Und der Kaiser Friedrich? Man möchte fast meinen, es wär‘ eine alte preußische Sorte. Eine Stangenbohne mit fast kugelrunden blauen, bald lilafarbenen Kernen, ihre Schoten sind leuchtendrosa – eigentlich wohl beinahe pink. Die Pflanze wächst bis zwei Meter hoch. Und es ist tatsächlich eine alte Sorte, die damalige Sortenprüfungen wohl kaum überstand und lange aussortiert war. Gartenbohnen hatten gefälligst grün zu sein. (Versteht sich.) Ich konnte allerdings noch keine Jahreszahl herausfinden. – Wißt Ihr vielleicht, seit wann diese Sorte bekannt war?

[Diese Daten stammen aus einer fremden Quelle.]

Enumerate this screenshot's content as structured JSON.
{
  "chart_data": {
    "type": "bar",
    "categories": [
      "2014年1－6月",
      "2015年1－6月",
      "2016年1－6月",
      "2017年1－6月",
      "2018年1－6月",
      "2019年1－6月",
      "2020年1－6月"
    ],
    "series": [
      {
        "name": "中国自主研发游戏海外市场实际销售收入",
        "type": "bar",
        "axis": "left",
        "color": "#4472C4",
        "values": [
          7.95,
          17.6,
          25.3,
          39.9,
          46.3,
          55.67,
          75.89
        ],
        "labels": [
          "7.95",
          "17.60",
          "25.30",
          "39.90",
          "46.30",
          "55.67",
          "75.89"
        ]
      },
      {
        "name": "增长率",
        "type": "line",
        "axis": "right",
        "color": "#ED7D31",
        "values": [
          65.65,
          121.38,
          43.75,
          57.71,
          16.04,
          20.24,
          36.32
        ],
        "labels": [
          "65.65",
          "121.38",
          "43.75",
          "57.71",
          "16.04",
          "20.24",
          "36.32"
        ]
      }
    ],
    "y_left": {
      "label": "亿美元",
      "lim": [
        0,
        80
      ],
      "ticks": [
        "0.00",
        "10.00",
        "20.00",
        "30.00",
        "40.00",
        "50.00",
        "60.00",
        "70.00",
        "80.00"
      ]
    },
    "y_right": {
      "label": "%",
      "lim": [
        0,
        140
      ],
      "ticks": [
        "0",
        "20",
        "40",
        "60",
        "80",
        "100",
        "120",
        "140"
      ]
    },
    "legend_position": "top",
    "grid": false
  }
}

Ein bißchen neugierig bin ich ja schon. Und gebe zu: Ich hab‘ sie gerade der Farbe wegen ausgesucht.

Bohnen_1

Mal gucken – wenn der Anbau gelingt, werde ich vielleicht von allen drei Sorten einige Schoten trocknen und die Bohnenkerne fürs nächste Jahr als Saatgut behalten. Ein Tip für die Aussaat: Ich habe in Reihen Prunkwinde zwischen die Bohnen gesät, das wird, wenn die Pflanzen blühen, sehr schön aussehen. Und guttun soll’s ihnen auch.